Tuesday, 9 August 2016

Meaningless words

One of the habits of spin merchants and PR teams is to come up with fine-sounding phrases which have an immediate appeal but don’t actually say very much.  This was always central to New Labour, and given his background as a lobbyist, we should not be surprised if Owen Smith follows a similar pattern.
Even so, his call for a new industrial revolution was something of a classic.  It sounds very dramatic, but what on earth does it actually mean?  The Industrial Revolution was a transition from small-scale craft production methods to large scale manufacturing; it brought about huge changes in life style and conditions.  Yet Smith’s new ‘revolution’ seems, when looked at in detail, to be about the government giving out a few subsidies to selected industries.
And that brings us to a second point - is it even within the power of politicians and governments to bring about significant change anyway?  It wasn’t governments which brought about the first industrial revolution; indeed, it wasn’t planned or co-ordinated by anyone.  Governments, unless they want to take control of the “commanding heights of the economy” as the Labour Party used to argue, can do little more than create the conditions under which others control and take advantage of events.  But the consensus position of Labour and Tory alike has been for decades that globalisation is inevitable and we have to adapt to it.  It is, of course, that very globalisation that they so love which has destroyed so much of the manufacturing industry in the UK.

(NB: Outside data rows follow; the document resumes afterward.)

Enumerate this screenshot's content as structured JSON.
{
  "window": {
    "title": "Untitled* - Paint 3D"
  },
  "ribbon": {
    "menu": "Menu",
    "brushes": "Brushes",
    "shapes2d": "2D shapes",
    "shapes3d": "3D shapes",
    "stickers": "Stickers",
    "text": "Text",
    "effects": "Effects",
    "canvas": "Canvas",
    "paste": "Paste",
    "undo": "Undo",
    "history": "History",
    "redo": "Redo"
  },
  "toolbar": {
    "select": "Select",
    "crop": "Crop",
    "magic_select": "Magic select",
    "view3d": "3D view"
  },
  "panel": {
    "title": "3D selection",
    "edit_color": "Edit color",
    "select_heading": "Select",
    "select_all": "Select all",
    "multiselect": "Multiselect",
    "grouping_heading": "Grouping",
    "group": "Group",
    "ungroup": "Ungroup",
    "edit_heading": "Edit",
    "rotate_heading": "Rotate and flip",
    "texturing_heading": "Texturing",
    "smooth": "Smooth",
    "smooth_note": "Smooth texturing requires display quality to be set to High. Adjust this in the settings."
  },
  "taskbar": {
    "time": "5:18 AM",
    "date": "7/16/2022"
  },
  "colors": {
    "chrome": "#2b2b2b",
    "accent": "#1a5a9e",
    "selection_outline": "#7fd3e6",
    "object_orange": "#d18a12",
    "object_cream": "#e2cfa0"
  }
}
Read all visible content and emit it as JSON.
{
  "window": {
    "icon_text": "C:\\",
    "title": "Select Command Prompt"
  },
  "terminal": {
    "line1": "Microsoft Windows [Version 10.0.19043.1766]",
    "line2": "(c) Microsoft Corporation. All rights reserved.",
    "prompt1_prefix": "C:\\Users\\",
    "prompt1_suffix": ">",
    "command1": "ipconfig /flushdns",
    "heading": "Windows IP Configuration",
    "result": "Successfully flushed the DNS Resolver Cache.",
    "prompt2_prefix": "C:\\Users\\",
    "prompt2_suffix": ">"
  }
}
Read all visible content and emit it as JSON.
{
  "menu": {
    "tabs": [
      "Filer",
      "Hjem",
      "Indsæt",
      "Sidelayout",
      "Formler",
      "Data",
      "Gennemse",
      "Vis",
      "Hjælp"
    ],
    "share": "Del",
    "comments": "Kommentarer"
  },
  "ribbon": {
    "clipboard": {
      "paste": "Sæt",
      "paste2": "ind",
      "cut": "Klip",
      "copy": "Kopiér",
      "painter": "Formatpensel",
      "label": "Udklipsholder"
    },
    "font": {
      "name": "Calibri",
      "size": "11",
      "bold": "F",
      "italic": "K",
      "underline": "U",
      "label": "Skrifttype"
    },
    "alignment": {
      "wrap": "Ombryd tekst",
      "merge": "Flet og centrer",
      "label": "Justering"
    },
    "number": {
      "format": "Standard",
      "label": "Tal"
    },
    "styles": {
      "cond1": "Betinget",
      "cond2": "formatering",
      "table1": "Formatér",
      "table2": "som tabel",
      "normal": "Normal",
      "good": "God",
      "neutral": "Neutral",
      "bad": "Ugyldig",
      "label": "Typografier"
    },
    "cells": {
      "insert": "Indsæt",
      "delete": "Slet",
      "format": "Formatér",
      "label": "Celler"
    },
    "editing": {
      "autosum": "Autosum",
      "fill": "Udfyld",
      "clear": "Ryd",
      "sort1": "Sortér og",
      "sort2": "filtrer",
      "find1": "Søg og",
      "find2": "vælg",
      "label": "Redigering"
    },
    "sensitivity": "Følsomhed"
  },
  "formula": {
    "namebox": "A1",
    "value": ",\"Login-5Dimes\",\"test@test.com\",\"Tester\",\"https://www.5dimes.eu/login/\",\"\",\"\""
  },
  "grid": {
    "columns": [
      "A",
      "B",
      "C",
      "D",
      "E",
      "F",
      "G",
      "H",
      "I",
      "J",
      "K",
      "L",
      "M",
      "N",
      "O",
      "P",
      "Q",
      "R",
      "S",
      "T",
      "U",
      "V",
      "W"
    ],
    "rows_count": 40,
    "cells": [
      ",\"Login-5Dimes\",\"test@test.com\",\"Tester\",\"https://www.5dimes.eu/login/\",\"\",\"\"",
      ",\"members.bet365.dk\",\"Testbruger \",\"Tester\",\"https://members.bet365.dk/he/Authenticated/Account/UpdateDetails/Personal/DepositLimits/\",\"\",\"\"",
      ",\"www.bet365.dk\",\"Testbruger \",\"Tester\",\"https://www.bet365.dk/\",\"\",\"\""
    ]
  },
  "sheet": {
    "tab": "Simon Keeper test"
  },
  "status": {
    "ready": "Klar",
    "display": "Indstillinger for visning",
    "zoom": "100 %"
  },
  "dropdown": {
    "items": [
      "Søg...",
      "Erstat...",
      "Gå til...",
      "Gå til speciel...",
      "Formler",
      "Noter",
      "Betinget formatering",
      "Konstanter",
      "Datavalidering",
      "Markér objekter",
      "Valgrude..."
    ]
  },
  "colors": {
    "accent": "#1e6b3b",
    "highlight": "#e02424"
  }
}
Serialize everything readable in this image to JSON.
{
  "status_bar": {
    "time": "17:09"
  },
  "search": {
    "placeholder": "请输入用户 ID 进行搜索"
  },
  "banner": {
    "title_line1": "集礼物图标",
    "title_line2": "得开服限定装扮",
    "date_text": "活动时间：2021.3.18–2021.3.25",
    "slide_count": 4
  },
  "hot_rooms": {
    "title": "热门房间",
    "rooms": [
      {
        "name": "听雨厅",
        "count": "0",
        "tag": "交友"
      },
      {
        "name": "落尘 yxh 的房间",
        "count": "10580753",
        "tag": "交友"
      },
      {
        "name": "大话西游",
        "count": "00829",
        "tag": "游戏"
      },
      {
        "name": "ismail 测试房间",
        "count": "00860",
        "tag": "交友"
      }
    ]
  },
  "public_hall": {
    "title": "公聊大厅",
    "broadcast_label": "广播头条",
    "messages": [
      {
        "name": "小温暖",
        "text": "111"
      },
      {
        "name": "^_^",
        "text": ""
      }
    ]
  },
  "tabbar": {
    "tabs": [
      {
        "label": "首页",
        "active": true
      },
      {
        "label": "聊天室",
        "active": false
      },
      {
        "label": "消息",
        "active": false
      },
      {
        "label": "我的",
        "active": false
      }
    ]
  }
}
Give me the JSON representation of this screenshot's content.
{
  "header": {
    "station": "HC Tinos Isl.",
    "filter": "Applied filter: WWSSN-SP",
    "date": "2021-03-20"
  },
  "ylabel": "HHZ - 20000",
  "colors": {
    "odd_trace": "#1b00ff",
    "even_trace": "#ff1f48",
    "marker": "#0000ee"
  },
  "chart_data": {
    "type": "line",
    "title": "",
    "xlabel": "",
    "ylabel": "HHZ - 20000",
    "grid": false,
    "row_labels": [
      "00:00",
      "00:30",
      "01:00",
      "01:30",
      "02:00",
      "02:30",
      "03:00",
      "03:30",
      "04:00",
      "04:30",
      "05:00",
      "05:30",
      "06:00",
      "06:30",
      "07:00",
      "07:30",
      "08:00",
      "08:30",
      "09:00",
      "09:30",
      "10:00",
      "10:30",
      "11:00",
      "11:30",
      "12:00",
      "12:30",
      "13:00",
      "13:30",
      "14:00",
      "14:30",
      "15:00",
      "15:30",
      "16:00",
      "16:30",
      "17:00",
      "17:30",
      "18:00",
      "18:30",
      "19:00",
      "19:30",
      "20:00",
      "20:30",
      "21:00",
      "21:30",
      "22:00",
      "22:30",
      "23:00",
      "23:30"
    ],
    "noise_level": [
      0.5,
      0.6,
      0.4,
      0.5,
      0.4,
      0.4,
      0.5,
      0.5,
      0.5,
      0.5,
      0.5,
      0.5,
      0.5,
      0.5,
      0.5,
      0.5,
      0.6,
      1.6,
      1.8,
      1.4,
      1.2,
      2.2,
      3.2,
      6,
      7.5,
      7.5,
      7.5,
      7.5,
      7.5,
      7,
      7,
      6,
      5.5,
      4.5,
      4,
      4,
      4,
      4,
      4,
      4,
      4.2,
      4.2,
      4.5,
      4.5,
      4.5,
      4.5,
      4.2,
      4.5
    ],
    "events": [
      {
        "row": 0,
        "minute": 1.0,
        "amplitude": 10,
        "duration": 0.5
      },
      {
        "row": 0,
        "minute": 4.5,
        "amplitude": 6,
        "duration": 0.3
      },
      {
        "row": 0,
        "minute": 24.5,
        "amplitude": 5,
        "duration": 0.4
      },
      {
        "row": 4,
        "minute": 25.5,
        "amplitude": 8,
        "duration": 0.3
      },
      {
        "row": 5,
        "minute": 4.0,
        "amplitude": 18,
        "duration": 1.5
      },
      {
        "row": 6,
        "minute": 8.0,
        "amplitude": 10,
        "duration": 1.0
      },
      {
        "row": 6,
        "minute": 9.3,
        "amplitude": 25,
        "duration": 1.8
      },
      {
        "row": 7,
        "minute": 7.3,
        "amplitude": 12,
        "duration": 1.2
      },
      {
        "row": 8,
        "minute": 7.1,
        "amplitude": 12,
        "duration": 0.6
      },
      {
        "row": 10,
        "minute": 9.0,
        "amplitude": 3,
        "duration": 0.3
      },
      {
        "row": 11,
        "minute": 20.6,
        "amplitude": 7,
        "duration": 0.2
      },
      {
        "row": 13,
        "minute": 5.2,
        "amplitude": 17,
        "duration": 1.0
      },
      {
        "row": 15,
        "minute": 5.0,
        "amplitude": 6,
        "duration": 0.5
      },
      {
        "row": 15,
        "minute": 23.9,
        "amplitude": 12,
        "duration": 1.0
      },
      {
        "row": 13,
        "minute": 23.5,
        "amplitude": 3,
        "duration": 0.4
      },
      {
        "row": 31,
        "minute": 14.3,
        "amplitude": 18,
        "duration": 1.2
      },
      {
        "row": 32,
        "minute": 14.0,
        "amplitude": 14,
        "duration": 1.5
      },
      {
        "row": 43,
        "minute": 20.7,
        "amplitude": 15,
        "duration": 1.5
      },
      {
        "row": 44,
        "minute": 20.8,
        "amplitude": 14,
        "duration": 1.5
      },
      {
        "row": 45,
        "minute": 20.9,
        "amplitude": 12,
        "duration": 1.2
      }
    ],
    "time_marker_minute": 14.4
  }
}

Whilst I agree with Smith’s claim that previous governments (including the Blair and Brown governments of which this claim is an implicit criticism) have been too reliant on financial services and insecure, low-skilled and low-paid jobs, I’m not at all convinced that it is in the power of governments to rebalance the economy back to manufacturing.  At least, I don’t see it as being possible without the government taking a much more interventionist role in the economy than is represented by throwing a few subsidies around.  Perhaps I misjudge him; perhaps he really is planning to try and control the economy in the way the Labour Party used to believe was possible.  Or then again, perhaps it really is no more than a sound-bite after all.